The Second Amendment of the U.S. Constitution is arguably one of the most polarizing subjects in America today, as the rise in number of public mass shootings continues and our country topping any other country in the world for this type of violence. Studies indicate that the occurrence of public mass shootings has tripled since 2011, and guns remain the number one method of American homicides overall. But the Second Amendment is not entirely without regulation- There have been 11 acts created since 1934 that control the manufacture, transfer, and distribution of firearms at a federal level. These acts range from prohibition of guns in school zones to the requirement of background checks on most gun purchases.
In addition to federal rules, individual states have their own regulations… and almost no place has laws as lax as Texas. This state allows for what is called “open-carry”, meaning a handgun can be carried openly as long as it is in a shoulder or belt holster. The law even extends to some churches, with worshippers open-carrying during services in certain areas of the state. Additionally, Texas is a “shall-issue” state, as an individual must be 18 years or older to own a firearm. However, laws do not regulate possession so that any person, of any age, may possess a firearm as long as they are not a felon. In Texas, there is no waiting period to obtain a handgun license.
Texas also enacted what is called a Castle Doctrine, where a person can use force- even deadly force- in order to protect their house, vehicle, or business against intruders.
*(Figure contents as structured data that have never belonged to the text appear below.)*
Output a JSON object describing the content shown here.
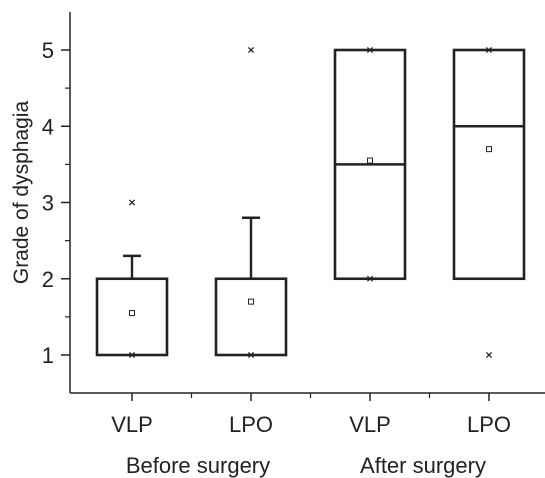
{
  "chart_data": {
    "type": "box",
    "title": "",
    "ylabel": "Grade of dysphagia",
    "xlabel": "",
    "ylim": [
      0.5,
      5.45
    ],
    "yticks": [
      1,
      2,
      3,
      4,
      5
    ],
    "ytick_labels": [
      "1",
      "2",
      "3",
      "4",
      "5"
    ],
    "categories": [
      "VLP",
      "LPO",
      "VLP",
      "LPO"
    ],
    "groups": [
      "Before surgery",
      "After surgery"
    ],
    "boxes": [
      {
        "label": "VLP",
        "group": "Before surgery",
        "q1": 1,
        "median": 2,
        "q3": 2,
        "mean": 1.55,
        "whisker_low": 1,
        "whisker_high": 2.3,
        "min_marker": 1,
        "max_marker": 3
      },
      {
        "label": "LPO",
        "group": "Before surgery",
        "q1": 1,
        "median": 2,
        "q3": 2,
        "mean": 1.7,
        "whisker_low": 1,
        "whisker_high": 2.8,
        "min_marker": 1,
        "max_marker": 5
      },
      {
        "label": "VLP",
        "group": "After surgery",
        "q1": 2,
        "median": 3.5,
        "q3": 5,
        "mean": 3.55,
        "whisker_low": 2,
        "whisker_high": 5,
        "min_marker": 2,
        "max_marker": 5
      },
      {
        "label": "LPO",
        "group": "After surgery",
        "q1": 2,
        "median": 4,
        "q3": 5,
        "mean": 3.7,
        "whisker_low": 2,
        "whisker_high": 5,
        "min_marker": 1,
        "max_marker": 5
      }
    ],
    "grid": false,
    "legend": "none"
  }
}
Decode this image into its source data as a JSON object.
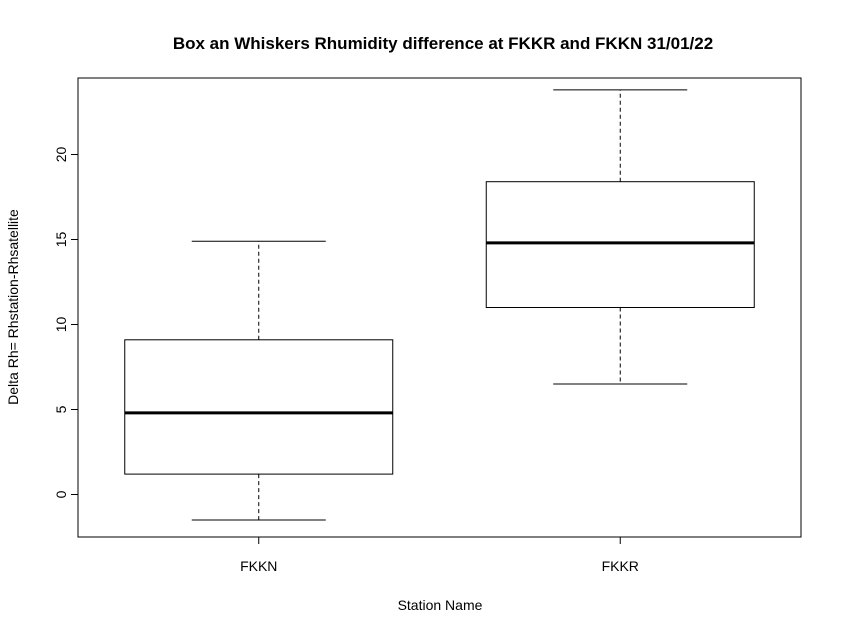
{
  "chart_data": {
    "type": "boxplot",
    "title": "Box an Whiskers Rhumidity difference at FKKR and FKKN 31/01/22",
    "xlabel": "Station Name",
    "ylabel": "Delta Rh= Rhstation-Rhsatellite",
    "ylim": [
      -2.5,
      24.5
    ],
    "yticks": [
      0,
      5,
      10,
      15,
      20
    ],
    "grid": false,
    "categories": [
      "FKKN",
      "FKKR"
    ],
    "boxes": [
      {
        "category": "FKKN",
        "min": -1.5,
        "q1": 1.2,
        "median": 4.8,
        "q3": 9.1,
        "max": 14.9
      },
      {
        "category": "FKKR",
        "min": 6.5,
        "q1": 11.0,
        "median": 14.8,
        "q3": 18.4,
        "max": 23.8
      }
    ]
  }
}
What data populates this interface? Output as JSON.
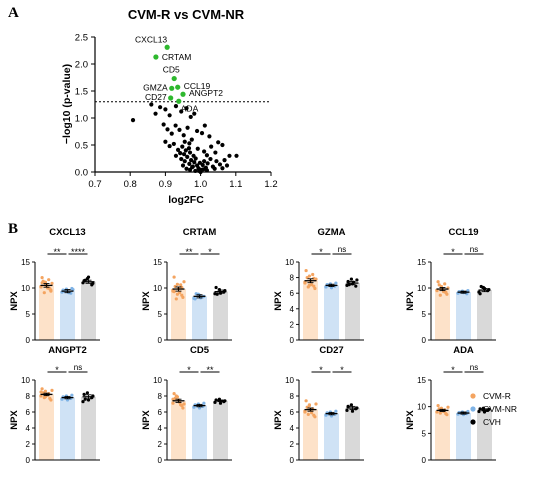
{
  "panel_labels": [
    "A",
    "B"
  ],
  "colors": {
    "cvm_r": "#f4a460",
    "cvm_nr": "#7fb3e6",
    "cvh": "#000000",
    "highlight": "#2eb82e",
    "bar_r": "#fde2c9",
    "bar_nr": "#cfe2f5",
    "bar_cvh": "#d9d9d9"
  },
  "chart_data": [
    {
      "type": "scatter",
      "title": "CVM-R vs CVM-NR",
      "xlabel": "log2FC",
      "ylabel": "−log10 (p-value)",
      "xlim": [
        0.7,
        1.2
      ],
      "ylim": [
        0.0,
        2.5
      ],
      "xticks": [
        "0.7",
        "0.8",
        "0.9",
        "1.0",
        "1.1",
        "1.2"
      ],
      "yticks": [
        "0.0",
        "0.5",
        "1.0",
        "1.5",
        "2.0",
        "2.5"
      ],
      "threshold": 1.3,
      "labeled_points": [
        {
          "label": "CXCL13",
          "x": 0.905,
          "y": 2.31
        },
        {
          "label": "CRTAM",
          "x": 0.873,
          "y": 2.13
        },
        {
          "label": "CD5",
          "x": 0.925,
          "y": 1.73
        },
        {
          "label": "CCL19",
          "x": 0.935,
          "y": 1.57
        },
        {
          "label": "GMZA",
          "x": 0.918,
          "y": 1.55
        },
        {
          "label": "ANGPT2",
          "x": 0.95,
          "y": 1.44
        },
        {
          "label": "CD27",
          "x": 0.915,
          "y": 1.37
        },
        {
          "label": "ADA",
          "x": 0.938,
          "y": 1.31
        }
      ],
      "points": [
        [
          0.808,
          0.96
        ],
        [
          0.86,
          1.25
        ],
        [
          0.872,
          1.08
        ],
        [
          0.885,
          1.2
        ],
        [
          0.9,
          1.16
        ],
        [
          0.912,
          1.05
        ],
        [
          0.93,
          1.22
        ],
        [
          0.945,
          1.12
        ],
        [
          0.96,
          1.18
        ],
        [
          0.972,
          1.02
        ],
        [
          0.982,
          1.08
        ],
        [
          0.895,
          0.88
        ],
        [
          0.906,
          0.79
        ],
        [
          0.918,
          0.71
        ],
        [
          0.929,
          0.86
        ],
        [
          0.94,
          0.78
        ],
        [
          0.952,
          0.68
        ],
        [
          0.963,
          0.82
        ],
        [
          0.975,
          0.6
        ],
        [
          0.99,
          0.76
        ],
        [
          1.004,
          0.72
        ],
        [
          1.012,
          0.86
        ],
        [
          1.025,
          0.66
        ],
        [
          0.9,
          0.56
        ],
        [
          0.912,
          0.48
        ],
        [
          0.924,
          0.52
        ],
        [
          0.936,
          0.41
        ],
        [
          0.948,
          0.47
        ],
        [
          0.958,
          0.4
        ],
        [
          0.97,
          0.36
        ],
        [
          0.98,
          0.3
        ],
        [
          0.992,
          0.43
        ],
        [
          1.01,
          0.38
        ],
        [
          1.03,
          0.47
        ],
        [
          1.05,
          0.55
        ],
        [
          1.062,
          0.5
        ],
        [
          1.082,
          0.3
        ],
        [
          1.102,
          0.3
        ],
        [
          0.93,
          0.3
        ],
        [
          0.945,
          0.24
        ],
        [
          0.955,
          0.2
        ],
        [
          0.962,
          0.28
        ],
        [
          0.968,
          0.15
        ],
        [
          0.973,
          0.22
        ],
        [
          0.978,
          0.1
        ],
        [
          0.982,
          0.18
        ],
        [
          0.986,
          0.25
        ],
        [
          0.99,
          0.12
        ],
        [
          0.994,
          0.07
        ],
        [
          0.998,
          0.17
        ],
        [
          1.002,
          0.04
        ],
        [
          1.006,
          0.13
        ],
        [
          1.01,
          0.2
        ],
        [
          1.015,
          0.08
        ],
        [
          1.02,
          0.16
        ],
        [
          1.028,
          0.24
        ],
        [
          1.035,
          0.1
        ],
        [
          1.045,
          0.2
        ],
        [
          1.055,
          0.14
        ],
        [
          1.068,
          0.22
        ],
        [
          1.075,
          0.12
        ],
        [
          0.95,
          0.12
        ],
        [
          0.96,
          0.06
        ],
        [
          0.97,
          0.04
        ],
        [
          0.976,
          0.09
        ],
        [
          0.985,
          0.02
        ],
        [
          0.996,
          0.02
        ],
        [
          1.0,
          0.0
        ],
        [
          1.008,
          0.05
        ],
        [
          1.018,
          0.03
        ],
        [
          1.04,
          0.06
        ],
        [
          1.062,
          0.07
        ],
        [
          0.942,
          0.35
        ],
        [
          0.953,
          0.33
        ],
        [
          0.967,
          0.44
        ],
        [
          1.018,
          0.31
        ],
        [
          1.042,
          0.36
        ],
        [
          0.955,
          0.56
        ],
        [
          0.968,
          0.53
        ]
      ]
    },
    {
      "type": "bar",
      "gene": "CXCL13",
      "ylabel": "NPX",
      "ylim": [
        0,
        15
      ],
      "yticks": [
        "0",
        "5",
        "10",
        "15"
      ],
      "categories": [
        "CVM-R",
        "CVM-NR",
        "CVH"
      ],
      "means": [
        10.5,
        9.4,
        11.2
      ],
      "errors": [
        0.35,
        0.3,
        0.3
      ],
      "points": [
        [
          10.3,
          11.1,
          9.8,
          12.0,
          10.6,
          9.4,
          11.3,
          10.0,
          10.9,
          9.1,
          11.6,
          10.2,
          10.7,
          9.9,
          11.0,
          10.4,
          9.6
        ],
        [
          9.2,
          9.8,
          9.0,
          9.6,
          9.3,
          9.9,
          9.4,
          9.1,
          9.7
        ],
        [
          11.0,
          11.8,
          10.6,
          11.4,
          12.1,
          10.9,
          11.5
        ]
      ],
      "comparisons": [
        {
          "from": 0,
          "to": 1,
          "label": "**"
        },
        {
          "from": 1,
          "to": 2,
          "label": "****"
        }
      ]
    },
    {
      "type": "bar",
      "gene": "CRTAM",
      "ylabel": "NPX",
      "ylim": [
        0,
        15
      ],
      "yticks": [
        "0",
        "5",
        "10",
        "15"
      ],
      "categories": [
        "CVM-R",
        "CVM-NR",
        "CVH"
      ],
      "means": [
        9.8,
        8.4,
        9.3
      ],
      "errors": [
        0.4,
        0.3,
        0.3
      ],
      "points": [
        [
          9.4,
          10.7,
          8.6,
          12.1,
          9.9,
          8.2,
          10.3,
          9.1,
          11.2,
          7.9,
          10.6,
          9.6,
          8.8,
          10.1,
          9.3
        ],
        [
          8.0,
          8.8,
          8.3,
          7.9,
          8.6,
          8.4,
          8.9,
          8.1
        ],
        [
          8.9,
          9.7,
          9.2,
          10.1,
          9.0,
          9.5,
          8.8
        ]
      ],
      "comparisons": [
        {
          "from": 0,
          "to": 1,
          "label": "**"
        },
        {
          "from": 1,
          "to": 2,
          "label": "*"
        }
      ]
    },
    {
      "type": "bar",
      "gene": "GZMA",
      "ylabel": "NPX",
      "ylim": [
        0,
        10
      ],
      "yticks": [
        "0",
        "2",
        "4",
        "6",
        "8",
        "10"
      ],
      "categories": [
        "CVM-R",
        "CVM-NR",
        "CVH"
      ],
      "means": [
        7.6,
        7.0,
        7.3
      ],
      "errors": [
        0.25,
        0.15,
        0.2
      ],
      "points": [
        [
          7.3,
          8.2,
          6.9,
          8.9,
          7.6,
          6.6,
          8.0,
          7.1,
          7.8,
          6.8,
          8.4,
          7.4,
          7.0,
          7.9
        ],
        [
          6.8,
          7.2,
          6.9,
          7.1,
          6.7,
          7.3,
          7.0
        ],
        [
          7.0,
          7.8,
          6.9,
          7.5,
          7.2,
          7.7,
          7.1,
          7.4
        ]
      ],
      "comparisons": [
        {
          "from": 0,
          "to": 1,
          "label": "*"
        },
        {
          "from": 1,
          "to": 2,
          "label": "ns"
        }
      ]
    },
    {
      "type": "bar",
      "gene": "CCL19",
      "ylabel": "NPX",
      "ylim": [
        0,
        15
      ],
      "yticks": [
        "0",
        "5",
        "10",
        "15"
      ],
      "categories": [
        "CVM-R",
        "CVM-NR",
        "CVH"
      ],
      "means": [
        9.8,
        9.2,
        9.6
      ],
      "errors": [
        0.3,
        0.2,
        0.3
      ],
      "points": [
        [
          9.5,
          10.3,
          9.1,
          11.2,
          9.8,
          8.8,
          10.6,
          9.3,
          10.0,
          8.6,
          10.8,
          9.6,
          9.9,
          9.2
        ],
        [
          9.0,
          9.4,
          8.9,
          9.3,
          9.1,
          9.5,
          9.2
        ],
        [
          9.2,
          10.1,
          9.5,
          8.9,
          9.9,
          9.7,
          10.3
        ]
      ],
      "comparisons": [
        {
          "from": 0,
          "to": 1,
          "label": "*"
        },
        {
          "from": 1,
          "to": 2,
          "label": "ns"
        }
      ]
    },
    {
      "type": "bar",
      "gene": "ANGPT2",
      "ylabel": "NPX",
      "ylim": [
        0,
        10
      ],
      "yticks": [
        "0",
        "2",
        "4",
        "6",
        "8",
        "10"
      ],
      "categories": [
        "CVM-R",
        "CVM-NR",
        "CVH"
      ],
      "means": [
        8.2,
        7.8,
        7.9
      ],
      "errors": [
        0.15,
        0.15,
        0.25
      ],
      "points": [
        [
          8.0,
          8.6,
          7.7,
          8.9,
          8.2,
          7.5,
          8.4,
          8.1,
          8.7,
          7.8,
          8.3,
          8.5,
          7.9
        ],
        [
          7.6,
          8.0,
          7.7,
          7.9,
          7.5,
          8.1,
          7.8
        ],
        [
          7.3,
          8.4,
          7.8,
          8.2,
          7.5,
          8.0,
          7.6
        ]
      ],
      "comparisons": [
        {
          "from": 0,
          "to": 1,
          "label": "*"
        },
        {
          "from": 1,
          "to": 2,
          "label": "ns"
        }
      ]
    },
    {
      "type": "bar",
      "gene": "CD5",
      "ylabel": "NPX",
      "ylim": [
        0,
        10
      ],
      "yticks": [
        "0",
        "2",
        "4",
        "6",
        "8",
        "10"
      ],
      "categories": [
        "CVM-R",
        "CVM-NR",
        "CVH"
      ],
      "means": [
        7.4,
        6.8,
        7.4
      ],
      "errors": [
        0.2,
        0.15,
        0.1
      ],
      "points": [
        [
          7.1,
          7.9,
          6.8,
          8.3,
          7.5,
          6.5,
          7.7,
          7.2,
          7.0,
          8.0,
          6.9,
          7.6
        ],
        [
          6.6,
          7.0,
          6.7,
          6.9,
          6.5,
          7.1,
          6.8
        ],
        [
          7.2,
          7.6,
          7.3,
          7.5,
          7.1,
          7.4
        ]
      ],
      "comparisons": [
        {
          "from": 0,
          "to": 1,
          "label": "*"
        },
        {
          "from": 1,
          "to": 2,
          "label": "**"
        }
      ]
    },
    {
      "type": "bar",
      "gene": "CD27",
      "ylabel": "NPX",
      "ylim": [
        0,
        10
      ],
      "yticks": [
        "0",
        "2",
        "4",
        "6",
        "8",
        "10"
      ],
      "categories": [
        "CVM-R",
        "CVM-NR",
        "CVH"
      ],
      "means": [
        6.3,
        5.8,
        6.5
      ],
      "errors": [
        0.2,
        0.15,
        0.2
      ],
      "points": [
        [
          6.0,
          6.8,
          5.6,
          7.4,
          6.3,
          5.4,
          6.6,
          5.9,
          7.0,
          5.7,
          6.4,
          6.1,
          6.9
        ],
        [
          5.6,
          6.0,
          5.7,
          5.9,
          5.5,
          6.1,
          5.8
        ],
        [
          6.2,
          6.9,
          6.4,
          6.7,
          6.1,
          6.5
        ]
      ],
      "comparisons": [
        {
          "from": 0,
          "to": 1,
          "label": "*"
        },
        {
          "from": 1,
          "to": 2,
          "label": "*"
        }
      ]
    },
    {
      "type": "bar",
      "gene": "ADA",
      "ylabel": "NPX",
      "ylim": [
        0,
        15
      ],
      "yticks": [
        "0",
        "5",
        "10",
        "15"
      ],
      "categories": [
        "CVM-R",
        "CVM-NR",
        "CVH"
      ],
      "means": [
        9.3,
        8.8,
        9.4
      ],
      "errors": [
        0.2,
        0.2,
        0.2
      ],
      "points": [
        [
          9.0,
          9.7,
          8.7,
          10.2,
          9.3,
          8.5,
          9.6,
          9.1,
          9.9,
          8.8,
          9.4
        ],
        [
          8.6,
          9.0,
          8.7,
          8.9,
          8.5,
          9.1,
          8.8
        ],
        [
          9.1,
          9.7,
          9.3,
          9.6,
          9.0,
          9.5
        ]
      ],
      "comparisons": [
        {
          "from": 0,
          "to": 1,
          "label": "*"
        },
        {
          "from": 1,
          "to": 2,
          "label": "ns"
        }
      ]
    }
  ],
  "legend": [
    "CVM-R",
    "CVM-NR",
    "CVH"
  ]
}
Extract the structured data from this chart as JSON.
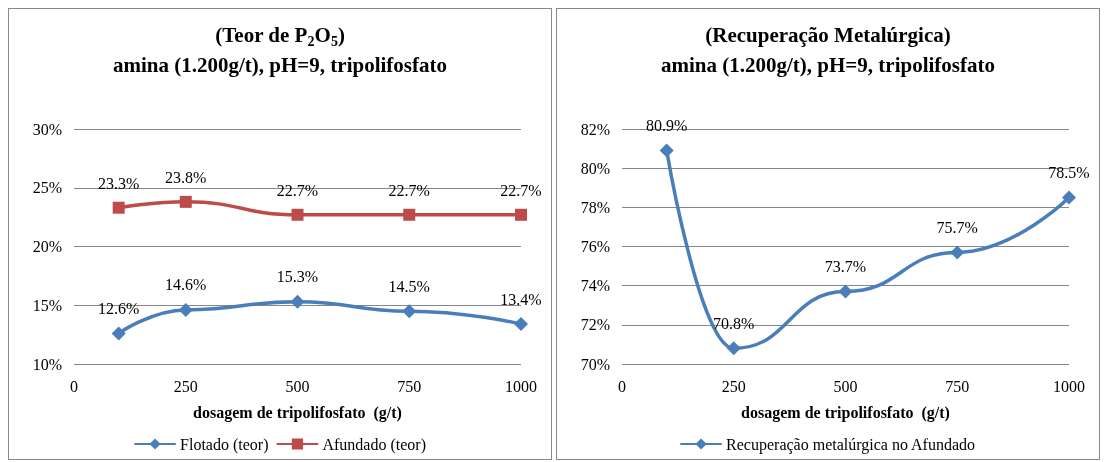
{
  "chart_data": [
    {
      "type": "line",
      "title": "(Teor de P$_{2}$O$_{5}$)\namina (1.200g/t), pH=9, tripolifosfato",
      "xlabel": "dosagem de tripolifosfato  (g/t)",
      "x": [
        100,
        250,
        500,
        750,
        1000
      ],
      "series": [
        {
          "name": "Flotado (teor)",
          "color": "#4a7ebb",
          "marker": "diamond",
          "values": [
            12.6,
            14.6,
            15.3,
            14.5,
            13.4
          ],
          "value_labels": [
            "12.6%",
            "14.6%",
            "15.3%",
            "14.5%",
            "13.4%"
          ]
        },
        {
          "name": "Afundado (teor)",
          "color": "#be4b48",
          "marker": "square",
          "values": [
            23.3,
            23.8,
            22.7,
            22.7,
            22.7
          ],
          "value_labels": [
            "23.3%",
            "23.8%",
            "22.7%",
            "22.7%",
            "22.7%"
          ]
        }
      ],
      "xlim": [
        0,
        1000
      ],
      "xticks": [
        0,
        250,
        500,
        750,
        1000
      ],
      "ylim": [
        10,
        30
      ],
      "yticks": [
        {
          "value": 10,
          "label": "10%"
        },
        {
          "value": 15,
          "label": "15%"
        },
        {
          "value": 20,
          "label": "20%"
        },
        {
          "value": 25,
          "label": "25%"
        },
        {
          "value": 30,
          "label": "30%"
        }
      ],
      "grid": "y",
      "legend": "bottom"
    },
    {
      "type": "line",
      "title": "(Recuperação Metalúrgica)\namina (1.200g/t), pH=9, tripolifosfato",
      "xlabel": "dosagem de tripolifosfato  (g/t)",
      "x": [
        100,
        250,
        500,
        750,
        1000
      ],
      "series": [
        {
          "name": "Recuperação metalúrgica no Afundado",
          "color": "#4a7ebb",
          "marker": "diamond",
          "values": [
            80.9,
            70.8,
            73.7,
            75.7,
            78.5
          ],
          "value_labels": [
            "80.9%",
            "70.8%",
            "73.7%",
            "75.7%",
            "78.5%"
          ]
        }
      ],
      "xlim": [
        0,
        1000
      ],
      "xticks": [
        0,
        250,
        500,
        750,
        1000
      ],
      "ylim": [
        70,
        82
      ],
      "yticks": [
        {
          "value": 70,
          "label": "70%"
        },
        {
          "value": 72,
          "label": "72%"
        },
        {
          "value": 74,
          "label": "74%"
        },
        {
          "value": 76,
          "label": "76%"
        },
        {
          "value": 78,
          "label": "78%"
        },
        {
          "value": 80,
          "label": "80%"
        },
        {
          "value": 82,
          "label": "82%"
        }
      ],
      "grid": "y",
      "legend": "bottom"
    }
  ]
}
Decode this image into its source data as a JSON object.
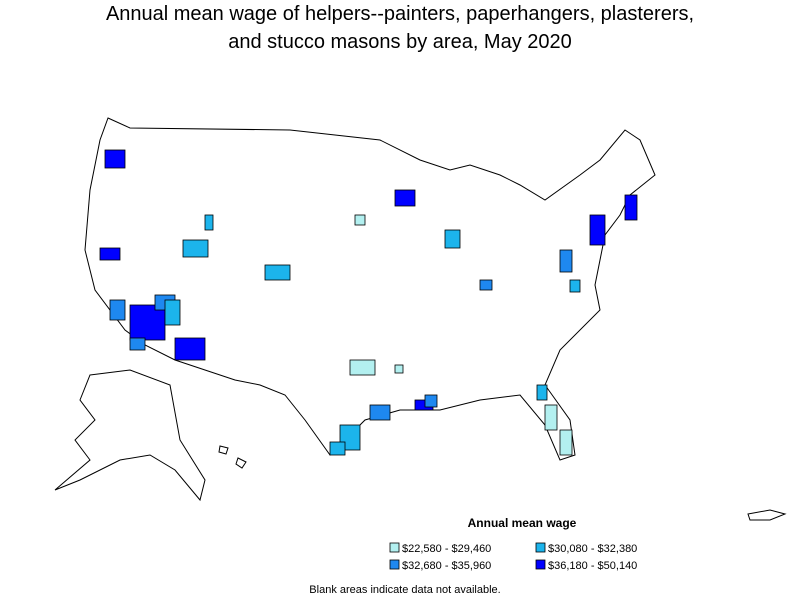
{
  "title_lines": [
    "Annual mean wage of helpers--painters, paperhangers, plasterers,",
    "and stucco masons by area, May 2020"
  ],
  "legend": {
    "title": "Annual mean wage",
    "items": [
      {
        "label": "$22,580 - $29,460",
        "color": "#b3f0f0"
      },
      {
        "label": "$30,080 - $32,380",
        "color": "#1cb4ec"
      },
      {
        "label": "$32,680 - $35,960",
        "color": "#1e88f0"
      },
      {
        "label": "$36,180 - $50,140",
        "color": "#0000ff"
      }
    ]
  },
  "note": "Blank areas indicate data not available."
}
The concept comes from the philosophy that every person is the King or Queen of their residence, and therefore does not need to flee their kingdom in the case of an intruder. In certain situations, the law presumes you acted reasonably in using deadly force if an individual unlawfully and with force enters the home, vehicle, or business.
It’s important to remember that gun laws change frequently and without notice. In the beginning of 1019, a bill was introduced attempting to repeal the Castle Doctrine, and another making it a crime to fail to report a gun lost or stolen within 5 days of it being known to be missing. Another bill was introduced to opt-out of campus carry laws, where currently people with a License to Carry may carry a concealed handgun on the grounds and in the buildings of colleges and universities.
Gun control is hotly debated on both sides, and it seems there is a growing desire for more restrictions: a recent Gallup poll showed 60 percent of respondents said gun laws should be stricter, 5 percent said they should be less strict, and 33 percent said they should remain as is. Regardless of what side you are on, it will be interesting to see if the new bills are passed or not. Will these new restrictions cut down on the number of mass shootings, will they stay the same, or could they increase? Only time will tell how the situation will play out. Of course, we must hope for the best, as the physical safety and emotional well-being of our country depends on it.